Quantum plasmonic hot electron injection in the lateral heterostructure of WSe2-MoSe2

Lateral two-dimensional (2D) transitional metal dichalcogenide (TMD) heterostructures have recently attracted a wide attention as promising materials for optoelectronic nano-devices. Due to the nanometer-size width of the lateral heterojunction, the study of its photoemission properties is challenging and requires using subwavelength optical techniques. We investigated the photoresponse of a lateral 2D WSe2-MoSe2 heterostructure using tip-enhanced photoluminescence (TEPL) with sub-nanometer scale variable tip-sample distance.
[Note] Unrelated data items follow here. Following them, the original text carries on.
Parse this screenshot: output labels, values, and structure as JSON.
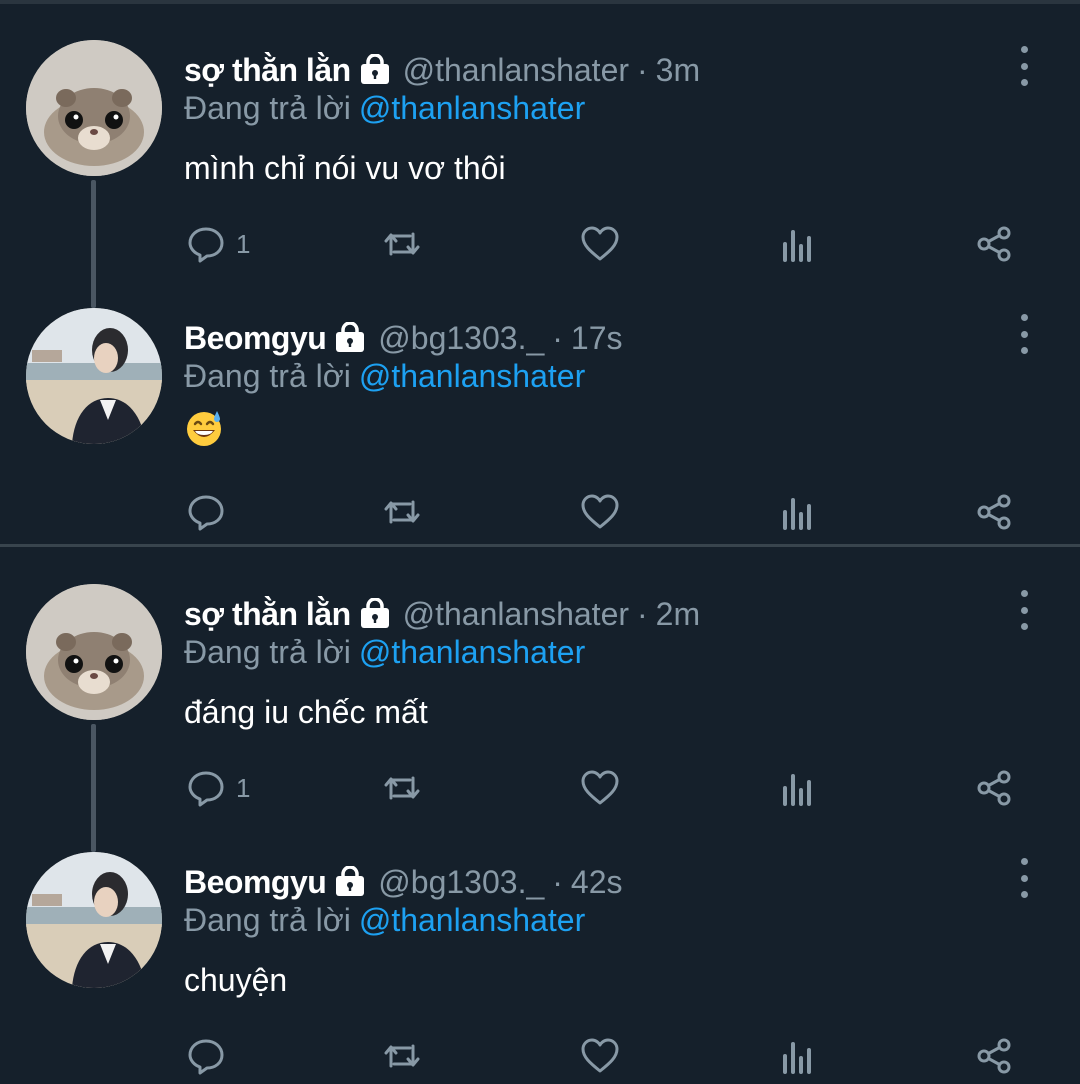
{
  "tweets": [
    {
      "author": "sợ thằn lằn",
      "handle": "@thanlanshater",
      "time": "3m",
      "replying_label": "Đang trả lời",
      "replying_to": "@thanlanshater",
      "text": "mình chỉ nói vu vơ thôi",
      "reply_count": "1",
      "avatar": "hamster-avatar",
      "protected": true
    },
    {
      "author": "Beomgyu",
      "handle": "@bg1303._",
      "time": "17s",
      "replying_label": "Đang trả lời",
      "replying_to": "@thanlanshater",
      "text": "😅",
      "reply_count": "",
      "avatar": "beach-person-avatar",
      "protected": true
    },
    {
      "author": "sợ thằn lằn",
      "handle": "@thanlanshater",
      "time": "2m",
      "replying_label": "Đang trả lời",
      "replying_to": "@thanlanshater",
      "text": "đáng iu chếc mất",
      "reply_count": "1",
      "avatar": "hamster-avatar",
      "protected": true
    },
    {
      "author": "Beomgyu",
      "handle": "@bg1303._",
      "time": "42s",
      "replying_label": "Đang trả lời",
      "replying_to": "@thanlanshater",
      "text": "chuyện",
      "reply_count": "",
      "avatar": "beach-person-avatar",
      "protected": true
    }
  ],
  "separator": "·",
  "colors": {
    "background": "#15202b",
    "secondary_text": "#8899a6",
    "mention": "#1da1f2",
    "divider": "#38444d"
  }
}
The controllable gold-coated plasmonic silver tip allows for both optical nano-imaging and plasmon-induced hot electron injection into the heterostructure, mediated by the depletion region between the MoSe2 and WSe2. This directionality contributes to the unequal enhancement of the TEPL signals from the MoSe2 and WSe2 sides of the heterojunction. By adjusting the tip-sample distance, we demonstrated the controllability of the hot electron injection rate. In particular, when the tip-sample distance reached the sub-nanometer van der Waals separation, the quantum plasmonic effects facilitated the hot electron injection. The properties of the directional hot electron injection in the quantum plasmonic regime make the lateral 2D MoSe2-WSe2 heterostructures promising for quantum nano-devices with tunable photoresponse.